Setting error policy does not work.

The only working way I found is to use catch after client.query():

client.query({ query: SomeTestQuery }).catch((error) => console.log(error))

But catching errors like this (especially if you’re working on a big project) is definitely the way to an asylum.

Hi there. Pinging this thread because I believe I’m running into this issue as well. I’m getting networkError when a mutation errors. Could anyone provide a working alternative, or could Apollo advise us on how we should proceed? Thanks.

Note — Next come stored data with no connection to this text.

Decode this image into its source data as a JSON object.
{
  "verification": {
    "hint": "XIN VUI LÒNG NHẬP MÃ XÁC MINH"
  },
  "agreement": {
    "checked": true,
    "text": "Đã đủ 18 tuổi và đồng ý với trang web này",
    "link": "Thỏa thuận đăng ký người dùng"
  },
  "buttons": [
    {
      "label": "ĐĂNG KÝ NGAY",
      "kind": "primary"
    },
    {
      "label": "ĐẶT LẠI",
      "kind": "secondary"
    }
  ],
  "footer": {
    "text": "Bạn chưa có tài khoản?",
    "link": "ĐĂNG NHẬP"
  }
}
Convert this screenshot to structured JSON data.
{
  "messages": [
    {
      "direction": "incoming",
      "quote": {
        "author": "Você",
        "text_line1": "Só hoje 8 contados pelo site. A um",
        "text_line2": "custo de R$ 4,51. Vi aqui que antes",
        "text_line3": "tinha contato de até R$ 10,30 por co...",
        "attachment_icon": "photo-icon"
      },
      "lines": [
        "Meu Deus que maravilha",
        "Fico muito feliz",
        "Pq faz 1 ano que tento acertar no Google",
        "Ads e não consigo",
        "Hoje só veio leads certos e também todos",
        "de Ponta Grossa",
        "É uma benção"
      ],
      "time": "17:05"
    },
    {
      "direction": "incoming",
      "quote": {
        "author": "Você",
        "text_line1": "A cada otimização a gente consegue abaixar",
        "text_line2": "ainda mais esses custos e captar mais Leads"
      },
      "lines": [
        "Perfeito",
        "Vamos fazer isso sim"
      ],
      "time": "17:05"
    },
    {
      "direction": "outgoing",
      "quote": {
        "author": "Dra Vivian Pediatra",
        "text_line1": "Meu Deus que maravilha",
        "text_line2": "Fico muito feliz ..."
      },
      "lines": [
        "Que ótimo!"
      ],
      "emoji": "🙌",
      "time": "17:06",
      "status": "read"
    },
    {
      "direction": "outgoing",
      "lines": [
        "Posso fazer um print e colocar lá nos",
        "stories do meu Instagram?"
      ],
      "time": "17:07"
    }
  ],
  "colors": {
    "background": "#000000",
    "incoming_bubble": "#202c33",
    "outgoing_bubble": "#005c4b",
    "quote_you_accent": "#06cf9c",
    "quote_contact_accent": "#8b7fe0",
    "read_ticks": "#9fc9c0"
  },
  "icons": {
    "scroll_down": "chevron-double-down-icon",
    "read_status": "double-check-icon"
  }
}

Using return Observable.of(operation) results on Missing field 'XXX' while writing result {} error being printed on console, any idea how to solve this?

@krakzk Yep, for sure!

    const errorLink = onError(({graphQLErrors, networkError, response}) => {
        if (graphQLErrors) {
            graphQLErrors.map(({message, extensions, locations, path}) => {
                //  custom error catching logic
            }
            response.errors = undefined
        }
    }

On my end, the “custom error catching logic” do operations depending on extension categories / content of messages, then dispatch an action to my errors reducer. Hope it helps.